Concert review: Sometimes the Journey memories are more important than the music
I know. I know. It's not *really* Journey anymore without Steve Perry holding the microphone. I hear you, disgruntled fans. But the cruel reality is this: The rest of the boys in the band have soldiered on without our favorite frontman, and life goes on. So I make no apologies for finding myself again at a Journey concert -- the fourth of my lifetime -- on Friday at Tampa's 1-800-Ask-Gary Amphitheatre.
The simple truth is: I still love their music. I yearn for their sound. I adore the way a good Neal Schon guitar solo sends chills up and down my body. I crave the memories that are conjured up with each tune. And every year or so, I need a blast of this past live in person.
Friday's show in Tampa, though, surpassed even those high expectations. The band's setlist, which they've been changing up wildly on this tour, leaned heavily on the late '70s for a change, giving fans the rare chance to hear forgotten classics such as Majestic (the instrumental show opener that still gives me goosebumps), Feeling That Way, Just the Same Way and Anytime.

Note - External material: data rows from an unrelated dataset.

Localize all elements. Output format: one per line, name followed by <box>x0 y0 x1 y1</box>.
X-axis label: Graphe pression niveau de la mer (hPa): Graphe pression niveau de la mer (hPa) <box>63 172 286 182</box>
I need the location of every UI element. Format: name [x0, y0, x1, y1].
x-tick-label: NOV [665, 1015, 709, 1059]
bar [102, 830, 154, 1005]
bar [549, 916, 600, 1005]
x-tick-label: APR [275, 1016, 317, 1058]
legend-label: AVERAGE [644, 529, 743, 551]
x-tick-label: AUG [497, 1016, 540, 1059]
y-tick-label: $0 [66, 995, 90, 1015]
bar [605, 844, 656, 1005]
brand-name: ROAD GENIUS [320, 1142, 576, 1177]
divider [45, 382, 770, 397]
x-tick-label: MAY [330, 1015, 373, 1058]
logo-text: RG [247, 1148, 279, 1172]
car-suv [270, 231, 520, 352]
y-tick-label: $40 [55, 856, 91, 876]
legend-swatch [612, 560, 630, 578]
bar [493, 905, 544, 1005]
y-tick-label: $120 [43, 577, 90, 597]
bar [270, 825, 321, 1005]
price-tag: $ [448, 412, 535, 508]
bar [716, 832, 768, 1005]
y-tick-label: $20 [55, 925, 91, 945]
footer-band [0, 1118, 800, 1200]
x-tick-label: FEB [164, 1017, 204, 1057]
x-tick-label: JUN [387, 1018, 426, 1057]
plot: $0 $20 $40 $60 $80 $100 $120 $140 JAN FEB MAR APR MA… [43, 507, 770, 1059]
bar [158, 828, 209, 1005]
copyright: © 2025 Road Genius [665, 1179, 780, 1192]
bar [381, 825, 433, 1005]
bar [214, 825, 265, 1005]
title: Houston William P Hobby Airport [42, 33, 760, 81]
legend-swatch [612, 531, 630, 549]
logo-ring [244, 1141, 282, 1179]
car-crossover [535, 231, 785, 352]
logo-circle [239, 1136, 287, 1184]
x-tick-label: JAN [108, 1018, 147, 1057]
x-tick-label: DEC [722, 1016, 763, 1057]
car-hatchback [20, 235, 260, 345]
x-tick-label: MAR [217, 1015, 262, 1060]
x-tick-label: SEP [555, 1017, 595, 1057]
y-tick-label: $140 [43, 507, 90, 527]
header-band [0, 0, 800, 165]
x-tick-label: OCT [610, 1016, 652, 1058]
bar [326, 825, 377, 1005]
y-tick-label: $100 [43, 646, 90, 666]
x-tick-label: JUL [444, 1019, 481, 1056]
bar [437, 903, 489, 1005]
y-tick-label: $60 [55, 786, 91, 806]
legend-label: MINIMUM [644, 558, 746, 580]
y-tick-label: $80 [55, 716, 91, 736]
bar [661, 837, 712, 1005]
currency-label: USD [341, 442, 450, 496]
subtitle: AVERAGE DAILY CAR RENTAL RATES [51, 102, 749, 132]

I'm not sure the rest of the crowd loved the trip back in time as much as I did, but most of these songs formed the basis of my first discoveries in music. And so it was that I found myself closing my eyes often as I stood toward the back of the reserved seating area, arms crossed as I watched the lighting show send swaths of color across my eyelids. With each pass, memories of driving my '82 Mustang through the streets of Clearwater at sunset streaked by. The recollection of playing the band's Captured tape at full volume with the windows down. My entire life was still in front of me, and I knew it well enough to drink in every little detail of those moments. I kept my eyes closed as long as I could, until only tears could pry them into the 21st century.
Eyes reluctantly opened again, I found myself staring not at Steve Perry at the Lakeland Civic Center on the Escape tour. But rather an eternally youthful Arnel Pineda, who seemed to realize it was his impossibly unfair duty to stir up the same feelings as his predecessor. Arnel worked his magic the best he could, reaching perhaps the biggest swelling of emotion from the crowd during Faithfully, the song that earned him a spot in the band when he was discovered performing it on Youtube.
And next to him during the rolling power ballad? Neal on guitar, with his eyes closed tightly as well. Just enjoying the muted flashes of lights and his own trip back through time, I'd like to imagine. Maybe that's the thing critics never could comprehend: Wth Journey, it's as much about the memories as it is the music.